Когда я поднял голову, мой взгляд остановился на золотых глазах Торе, его выражение лица было наполнено нежным счастьем.
Мое сердце горело.
– Надеюсь, ты не возражаешь, – сказала Елена, показывая мне нож в своей руке, ее губы скривились в улыбке. – Мне не понравилось, как оно выглядит в одиночку.
– Нет, – согласился я хрипловато. – Так лучше. Мне нужно с тобой поговорить, – сказал я ей, наклоняясь, чтобы поцеловать засос, который все еще оставался на ее шее. – Ты прогуляешься со мной в роще?
Она слегка нахмурилась и провела рукой по моим волосам так, что мне захотелось замурлыкать. Она не понимала этого, потому что думала, что она холодная, но то, как она предлагала мне утешение, было машинальным и красивым.
– Конечно. – она встала, уронила нож и вытерла руки кухонным полотенцем. – Торе, я закончу резать зити, когда мы вернемся.
– No ti preoccupare, – сказал он, не беспокойся.
Мы переглянулись через ее плечо, когда я встал и взял ее за руку, выводя из дома.

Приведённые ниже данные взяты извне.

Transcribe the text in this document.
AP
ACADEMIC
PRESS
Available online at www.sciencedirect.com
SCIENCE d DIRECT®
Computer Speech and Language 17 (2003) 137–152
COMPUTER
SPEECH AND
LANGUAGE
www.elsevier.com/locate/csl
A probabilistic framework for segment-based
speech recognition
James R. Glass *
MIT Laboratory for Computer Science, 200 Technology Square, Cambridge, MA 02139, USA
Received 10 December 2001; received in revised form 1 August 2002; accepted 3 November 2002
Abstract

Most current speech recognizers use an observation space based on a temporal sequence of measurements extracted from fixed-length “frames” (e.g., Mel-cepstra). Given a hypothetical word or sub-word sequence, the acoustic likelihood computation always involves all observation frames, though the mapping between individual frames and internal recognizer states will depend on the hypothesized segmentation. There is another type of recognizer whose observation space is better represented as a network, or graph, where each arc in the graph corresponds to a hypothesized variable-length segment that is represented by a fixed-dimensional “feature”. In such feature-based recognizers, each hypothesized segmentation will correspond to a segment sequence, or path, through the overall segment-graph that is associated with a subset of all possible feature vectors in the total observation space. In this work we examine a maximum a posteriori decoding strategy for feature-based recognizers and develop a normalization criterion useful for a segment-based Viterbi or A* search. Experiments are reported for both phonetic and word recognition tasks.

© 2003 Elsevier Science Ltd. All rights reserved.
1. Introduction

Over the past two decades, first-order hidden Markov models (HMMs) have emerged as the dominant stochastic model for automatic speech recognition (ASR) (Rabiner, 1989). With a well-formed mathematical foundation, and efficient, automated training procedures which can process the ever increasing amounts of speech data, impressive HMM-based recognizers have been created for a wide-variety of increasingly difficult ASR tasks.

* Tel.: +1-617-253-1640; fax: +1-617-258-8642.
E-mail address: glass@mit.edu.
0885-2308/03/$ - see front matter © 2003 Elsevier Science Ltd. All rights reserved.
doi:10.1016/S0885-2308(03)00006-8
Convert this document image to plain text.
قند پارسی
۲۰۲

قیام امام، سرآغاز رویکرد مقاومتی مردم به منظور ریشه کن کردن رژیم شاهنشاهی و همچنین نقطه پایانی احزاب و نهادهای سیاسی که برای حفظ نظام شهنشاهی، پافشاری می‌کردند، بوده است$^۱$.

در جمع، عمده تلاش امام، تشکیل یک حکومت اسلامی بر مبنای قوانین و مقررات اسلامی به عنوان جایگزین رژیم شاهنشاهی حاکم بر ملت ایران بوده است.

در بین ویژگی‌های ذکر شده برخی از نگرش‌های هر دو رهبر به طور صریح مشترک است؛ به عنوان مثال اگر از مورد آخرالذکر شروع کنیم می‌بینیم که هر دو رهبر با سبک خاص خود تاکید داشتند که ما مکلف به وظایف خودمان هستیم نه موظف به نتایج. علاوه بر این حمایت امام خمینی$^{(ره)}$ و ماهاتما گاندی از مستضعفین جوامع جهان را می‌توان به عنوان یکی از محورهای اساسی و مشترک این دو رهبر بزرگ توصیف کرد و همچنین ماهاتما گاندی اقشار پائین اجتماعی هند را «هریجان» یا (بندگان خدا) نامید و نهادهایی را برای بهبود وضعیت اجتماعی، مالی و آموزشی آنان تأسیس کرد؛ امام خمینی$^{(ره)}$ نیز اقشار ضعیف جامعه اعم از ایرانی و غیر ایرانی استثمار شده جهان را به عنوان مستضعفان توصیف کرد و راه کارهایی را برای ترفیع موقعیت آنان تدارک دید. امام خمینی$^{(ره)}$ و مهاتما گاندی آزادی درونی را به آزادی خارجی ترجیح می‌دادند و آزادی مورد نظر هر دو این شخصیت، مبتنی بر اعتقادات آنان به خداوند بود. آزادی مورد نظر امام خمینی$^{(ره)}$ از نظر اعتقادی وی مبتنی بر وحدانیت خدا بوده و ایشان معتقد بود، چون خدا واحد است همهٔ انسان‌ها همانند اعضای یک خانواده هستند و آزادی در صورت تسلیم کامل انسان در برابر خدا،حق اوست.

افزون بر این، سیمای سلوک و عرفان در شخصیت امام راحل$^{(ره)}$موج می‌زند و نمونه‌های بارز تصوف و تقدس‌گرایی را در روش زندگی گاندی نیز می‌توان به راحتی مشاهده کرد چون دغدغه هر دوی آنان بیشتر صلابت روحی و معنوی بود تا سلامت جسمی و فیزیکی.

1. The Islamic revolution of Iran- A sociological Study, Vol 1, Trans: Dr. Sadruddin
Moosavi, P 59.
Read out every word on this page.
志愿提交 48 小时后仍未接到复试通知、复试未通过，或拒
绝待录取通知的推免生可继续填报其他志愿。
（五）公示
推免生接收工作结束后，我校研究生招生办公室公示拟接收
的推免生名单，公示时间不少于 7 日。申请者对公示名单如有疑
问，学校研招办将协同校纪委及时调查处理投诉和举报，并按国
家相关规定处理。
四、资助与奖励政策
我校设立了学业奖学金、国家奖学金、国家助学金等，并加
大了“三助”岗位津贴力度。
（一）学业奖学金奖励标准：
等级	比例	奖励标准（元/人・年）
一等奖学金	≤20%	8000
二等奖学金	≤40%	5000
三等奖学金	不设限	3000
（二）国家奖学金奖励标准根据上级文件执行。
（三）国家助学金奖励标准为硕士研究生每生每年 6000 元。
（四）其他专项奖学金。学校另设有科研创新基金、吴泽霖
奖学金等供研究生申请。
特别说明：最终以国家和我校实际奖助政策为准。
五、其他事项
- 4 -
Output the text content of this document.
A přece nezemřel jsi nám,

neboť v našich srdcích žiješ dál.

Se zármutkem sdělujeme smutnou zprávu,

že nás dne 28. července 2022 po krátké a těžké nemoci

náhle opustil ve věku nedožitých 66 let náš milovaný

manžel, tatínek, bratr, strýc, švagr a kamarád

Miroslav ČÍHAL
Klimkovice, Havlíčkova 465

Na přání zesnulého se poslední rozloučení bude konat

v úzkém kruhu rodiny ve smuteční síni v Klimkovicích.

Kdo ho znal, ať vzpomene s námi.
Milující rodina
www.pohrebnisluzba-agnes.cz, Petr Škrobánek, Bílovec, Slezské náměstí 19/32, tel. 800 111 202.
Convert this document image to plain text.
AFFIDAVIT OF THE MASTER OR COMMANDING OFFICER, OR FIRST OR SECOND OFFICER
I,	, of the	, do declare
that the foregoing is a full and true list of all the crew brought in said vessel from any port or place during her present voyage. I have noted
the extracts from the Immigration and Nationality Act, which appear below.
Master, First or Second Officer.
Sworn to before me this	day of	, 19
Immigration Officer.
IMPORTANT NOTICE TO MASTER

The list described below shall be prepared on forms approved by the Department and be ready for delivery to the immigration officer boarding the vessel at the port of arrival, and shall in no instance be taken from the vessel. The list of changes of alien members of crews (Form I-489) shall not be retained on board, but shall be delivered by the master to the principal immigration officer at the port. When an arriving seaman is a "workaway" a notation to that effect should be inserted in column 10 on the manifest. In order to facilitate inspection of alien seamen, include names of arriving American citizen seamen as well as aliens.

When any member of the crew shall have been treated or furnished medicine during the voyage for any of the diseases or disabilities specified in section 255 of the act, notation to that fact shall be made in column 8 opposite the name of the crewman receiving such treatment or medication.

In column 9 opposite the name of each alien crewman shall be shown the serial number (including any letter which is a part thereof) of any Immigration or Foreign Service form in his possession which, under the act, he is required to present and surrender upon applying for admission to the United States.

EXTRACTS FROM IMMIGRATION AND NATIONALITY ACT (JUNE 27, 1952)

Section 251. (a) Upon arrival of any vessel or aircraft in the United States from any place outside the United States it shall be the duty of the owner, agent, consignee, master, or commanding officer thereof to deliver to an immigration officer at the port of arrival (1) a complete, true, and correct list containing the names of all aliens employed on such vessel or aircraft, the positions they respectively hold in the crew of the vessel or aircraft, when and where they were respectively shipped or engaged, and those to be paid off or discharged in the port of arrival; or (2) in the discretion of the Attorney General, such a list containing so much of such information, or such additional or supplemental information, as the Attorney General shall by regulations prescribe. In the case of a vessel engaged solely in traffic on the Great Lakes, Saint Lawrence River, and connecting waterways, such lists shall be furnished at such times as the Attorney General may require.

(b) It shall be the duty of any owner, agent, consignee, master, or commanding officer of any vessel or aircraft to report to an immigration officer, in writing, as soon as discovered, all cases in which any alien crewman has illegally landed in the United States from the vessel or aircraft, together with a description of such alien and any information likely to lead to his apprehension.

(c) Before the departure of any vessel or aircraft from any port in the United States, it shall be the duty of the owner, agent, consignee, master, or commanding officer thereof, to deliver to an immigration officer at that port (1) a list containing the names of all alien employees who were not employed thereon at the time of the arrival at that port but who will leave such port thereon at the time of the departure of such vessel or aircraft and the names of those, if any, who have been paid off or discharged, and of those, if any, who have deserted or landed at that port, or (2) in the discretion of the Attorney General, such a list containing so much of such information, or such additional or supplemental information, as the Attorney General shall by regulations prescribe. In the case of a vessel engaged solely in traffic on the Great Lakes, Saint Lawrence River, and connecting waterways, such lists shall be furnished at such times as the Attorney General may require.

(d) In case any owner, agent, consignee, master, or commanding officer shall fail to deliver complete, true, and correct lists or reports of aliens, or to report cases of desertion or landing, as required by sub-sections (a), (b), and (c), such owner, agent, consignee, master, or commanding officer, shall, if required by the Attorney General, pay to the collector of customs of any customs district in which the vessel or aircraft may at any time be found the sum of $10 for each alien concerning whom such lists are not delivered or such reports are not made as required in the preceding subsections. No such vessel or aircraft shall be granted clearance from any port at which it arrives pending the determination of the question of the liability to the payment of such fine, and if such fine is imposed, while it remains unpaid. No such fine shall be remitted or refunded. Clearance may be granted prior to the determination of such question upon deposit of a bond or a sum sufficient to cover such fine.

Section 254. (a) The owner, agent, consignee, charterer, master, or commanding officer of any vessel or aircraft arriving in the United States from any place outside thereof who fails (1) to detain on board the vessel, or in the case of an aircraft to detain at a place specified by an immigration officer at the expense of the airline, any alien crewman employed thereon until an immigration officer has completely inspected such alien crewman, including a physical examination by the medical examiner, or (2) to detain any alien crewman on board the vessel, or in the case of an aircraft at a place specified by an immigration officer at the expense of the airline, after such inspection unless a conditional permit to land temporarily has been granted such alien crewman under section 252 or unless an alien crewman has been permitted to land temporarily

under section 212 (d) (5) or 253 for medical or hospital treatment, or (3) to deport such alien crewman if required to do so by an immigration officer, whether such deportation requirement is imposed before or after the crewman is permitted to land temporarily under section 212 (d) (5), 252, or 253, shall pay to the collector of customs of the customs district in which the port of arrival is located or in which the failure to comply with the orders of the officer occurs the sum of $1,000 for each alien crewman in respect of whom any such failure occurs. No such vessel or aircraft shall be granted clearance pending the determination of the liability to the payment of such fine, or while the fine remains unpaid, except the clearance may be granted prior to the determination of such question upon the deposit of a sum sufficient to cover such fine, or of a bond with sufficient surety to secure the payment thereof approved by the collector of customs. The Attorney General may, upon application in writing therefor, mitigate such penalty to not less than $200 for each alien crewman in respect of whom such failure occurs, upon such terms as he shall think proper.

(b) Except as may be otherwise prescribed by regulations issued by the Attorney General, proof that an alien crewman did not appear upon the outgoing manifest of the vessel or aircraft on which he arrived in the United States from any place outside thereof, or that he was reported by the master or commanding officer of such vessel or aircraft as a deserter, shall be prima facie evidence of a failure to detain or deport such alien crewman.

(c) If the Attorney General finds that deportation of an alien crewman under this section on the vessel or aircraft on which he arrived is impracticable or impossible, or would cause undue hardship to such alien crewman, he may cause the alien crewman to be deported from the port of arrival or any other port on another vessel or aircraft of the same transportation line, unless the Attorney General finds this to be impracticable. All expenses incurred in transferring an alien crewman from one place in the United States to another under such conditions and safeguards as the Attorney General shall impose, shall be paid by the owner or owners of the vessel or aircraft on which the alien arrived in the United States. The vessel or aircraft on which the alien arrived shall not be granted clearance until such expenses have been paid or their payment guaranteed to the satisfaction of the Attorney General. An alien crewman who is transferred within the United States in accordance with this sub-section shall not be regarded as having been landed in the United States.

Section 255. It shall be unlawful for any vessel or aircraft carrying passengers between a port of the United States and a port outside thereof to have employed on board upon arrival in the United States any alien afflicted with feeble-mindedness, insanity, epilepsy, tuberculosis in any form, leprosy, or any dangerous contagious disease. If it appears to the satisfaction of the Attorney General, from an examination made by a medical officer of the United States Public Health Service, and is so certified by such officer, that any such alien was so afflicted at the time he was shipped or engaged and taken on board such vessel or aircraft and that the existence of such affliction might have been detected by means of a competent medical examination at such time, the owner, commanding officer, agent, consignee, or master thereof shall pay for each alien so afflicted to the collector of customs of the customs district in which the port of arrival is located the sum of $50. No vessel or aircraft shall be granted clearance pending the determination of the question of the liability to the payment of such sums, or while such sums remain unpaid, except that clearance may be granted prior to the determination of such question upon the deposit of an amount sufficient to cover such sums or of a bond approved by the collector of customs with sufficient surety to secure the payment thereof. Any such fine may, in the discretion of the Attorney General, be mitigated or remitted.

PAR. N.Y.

Его лицо разгладилось и превратилось в камень, глаза горели огнем.
Он знал, что случилось с Марко.
Он был просто лучшим актером, которого я когда-либо знал, и невольно передал эту черту своему сыну Себастьяну, который даже не понимал, откуда у него талант.
Так много долбаных секретов.
– Что произошло? – спросила меня Лена, пристально глядя мне в лицо, пока мы шли по пологой лужайке к рядам лимонных деревьев.
Их аромат был густым в теплом воздухе, достаточно сладким и острым, чтобы у меня потекли слюнки.
– Данте? – спросила она, потянув меня за руку, чтобы я посмотрел на нее.
Она была так прекрасна среди желтых фруктов, ее классические красивые черты поражали ее замечательными рыжими волосами и бледно-золотой кожей, а также глазами с тяжелыми веками, которые делали ее взгляд невероятно знойным. На короткий иррациональный момент я просто хотел уложить ее под лимоны Сфусато Амальфитано и трахнуть. Я хотел похоронить свое горе и страх в ее сладком теле и забыть о тяжести множества миров на моих плечах.
– Марко был застрелен, – сказал я ей вместо этого, сорвав косынку и взяв ее лицо руками. – Он в больнице, но выглядит не очень хорошо.
– Нет, – выдохнула она, это слово означало выброс воздуха из лопнувшего воздушного шара.
Я кивнул.
– Ди Карло схватил его у одной из наших пиццерий. В той самой, в которой я впервые встретил Марко много лет назад. У нас в наряде крот, и это, блядь, пахнет его работой.
– Крот? – ее глаза были широкими, темными и имели текстуру мокрого бетона.
– Мейсон Мэтлок сказал мне несколько месяцев назад, но я не смог узнать, кто это, – признался я.
– Мейсон Мэтлок пропал без вести несколько месяцев.. Он считается мертвым, – медленно произнесла она, и ее острый ум работал.